1
votes

Say I got some kind of forum/discussion platform, and have a dynamodb table that stores posts. The hash key would be some unique identifier, and the range key might be the timestamp the post was created at.

I now want to retrieve the 10 latest posts. However, I know that the scan operation is very expensive, and thus want to avoid using it. Is there any way for me to query the 10 latest posts WITHOUT having to perform a scan?

I'm not sure how.

1

1 Answers

1
votes

You should use an GSI with an attribute like 'yyyy-mm-dd' as the hash key, and timestamp as the range key. Since it's possible that there are less than 10 comments in a single day, you may need more than one query, but that's fairly easy to achieve.

Pseudocode:

currentDate = today
while (results.size < 10)
    results.add(queryDynamoDB(currentDate))
    currentDate.subtract(1 day)

When querying the index, the query request should have

scanIndexForward = false
limit = 10

That way it will return up to 10 results which are the most recent timestamp for a given day.
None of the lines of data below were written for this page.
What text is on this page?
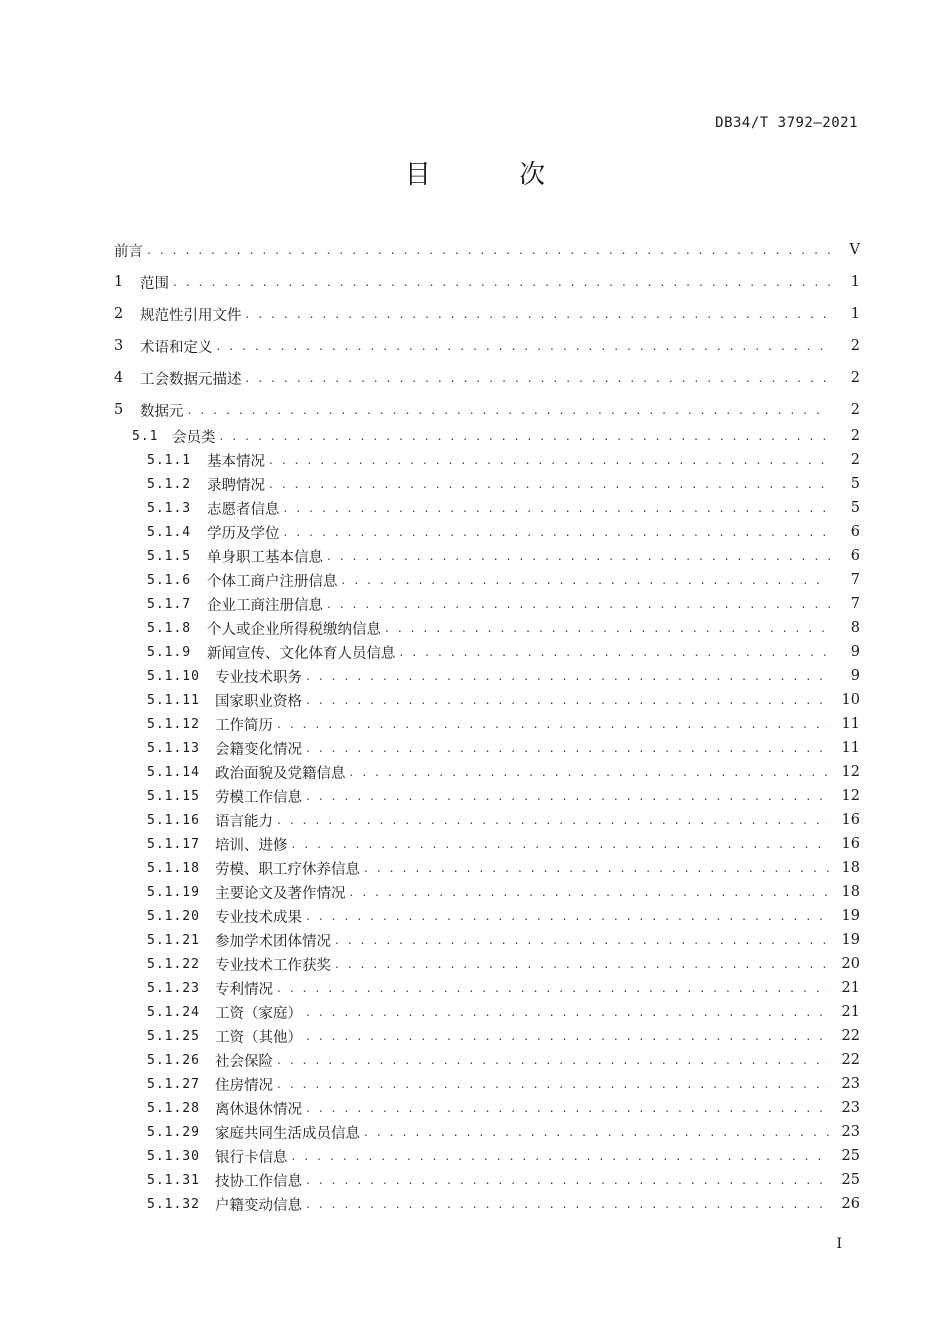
DB34/T 3792—2021
目 次
前言 . . .	V
1	范围 . . .	1
2	规范性引用文件 . . .	1
3	术语和定义 . . .	2
4	工会数据元描述 . . .	2
5	数据元 . . .	2
5.1 会员类 . . .	2
5.1.1	基本情况 . . .	2
5.1.2	录聘情况 . . .	5
5.1.3	志愿者信息 . . .	5
5.1.4	学历及学位 . . .	6
5.1.5	单身职工基本信息 . . .	6
5.1.6	个体工商户注册信息 . . .	7
5.1.7	企业工商注册信息 . . .	7
5.1.8	个人或企业所得税缴纳信息 . . .	8
5.1.9	新闻宣传、文化体育人员信息 . . .	9
5.1.10	专业技术职务 . . .	9
5.1.11	国家职业资格 . . .	10
5.1.12	工作简历 . . .	11
5.1.13	会籍变化情况 . . .	11
5.1.14	政治面貌及党籍信息 . . .	12
5.1.15	劳模工作信息 . . .	12
5.1.16	语言能力 . . .	16
5.1.17	培训、进修 . . .	16
5.1.18	劳模、职工疗休养信息 . . .	18
5.1.19	主要论文及著作情况 . . .	18
5.1.20	专业技术成果 . . .	19
5.1.21	参加学术团体情况 . . .	19
5.1.22	专业技术工作获奖 . . .	20
5.1.23	专利情况 . . .	21
5.1.24	工资（家庭） . . .	21
5.1.25	工资（其他） . . .	22
5.1.26	社会保险 . . .	22
5.1.27	住房情况 . . .	23
5.1.28	离休退休情况 . . .	23
5.1.29	家庭共同生活成员信息 . . .	23
5.1.30	银行卡信息 . . .	25
5.1.31	技协工作信息 . . .	25
5.1.32	户籍变动信息 . . .	26
I
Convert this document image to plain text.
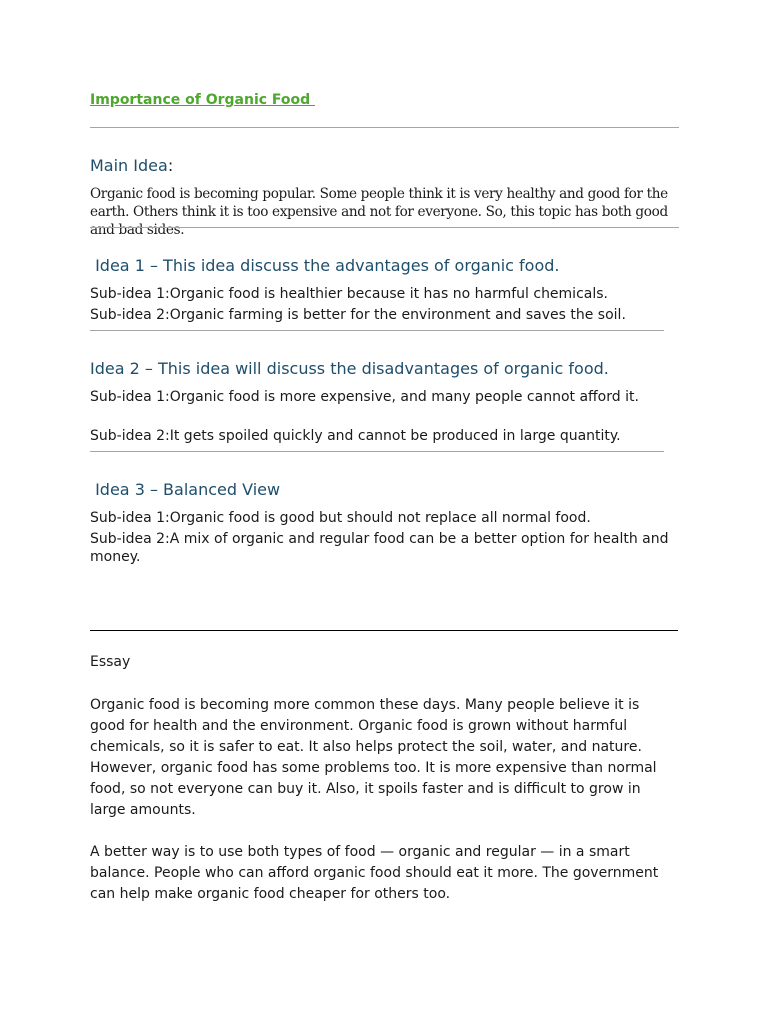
Importance of Organic Food
Main Idea:
Organic food is becoming popular. Some people think it is very healthy and good for the earth. Others think it is too expensive and not for everyone. So, this topic has both good and bad sides.
Idea 1 – This idea discuss the advantages of organic food.
Sub-idea 1:Organic food is healthier because it has no harmful chemicals.
Sub-idea 2:Organic farming is better for the environment and saves the soil.
Idea 2 – This idea will discuss the disadvantages of organic food.
Sub-idea 1:Organic food is more expensive, and many people cannot afford it.
Sub-idea 2:It gets spoiled quickly and cannot be produced in large quantity.
Idea 3 – Balanced View
Sub-idea 1:Organic food is good but should not replace all normal food.
Sub-idea 2:A mix of organic and regular food can be a better option for health and money.
Essay

Organic food is becoming more common these days. Many people believe it is good for health and the environment. Organic food is grown without harmful chemicals, so it is safer to eat. It also helps protect the soil, water, and nature.

However, organic food has some problems too. It is more expensive than normal food, so not everyone can buy it. Also, it spoils faster and is difficult to grow in large amounts.

A better way is to use both types of food — organic and regular — in a smart balance. People who can afford organic food should eat it more. The government can help make organic food cheaper for others too.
You will only have to query more than one day if your forum is not very active, or a new day has just started. (Querying more than one day will not have a significant extra cost in RCU, just additional latency.)

Edit: Just to be clear, this is a GSI that I am proposing. The YYYY-MM-DD field is a field that exists just for the GSI. The main table should use some sort of unique (not time based) identifier as the hash key.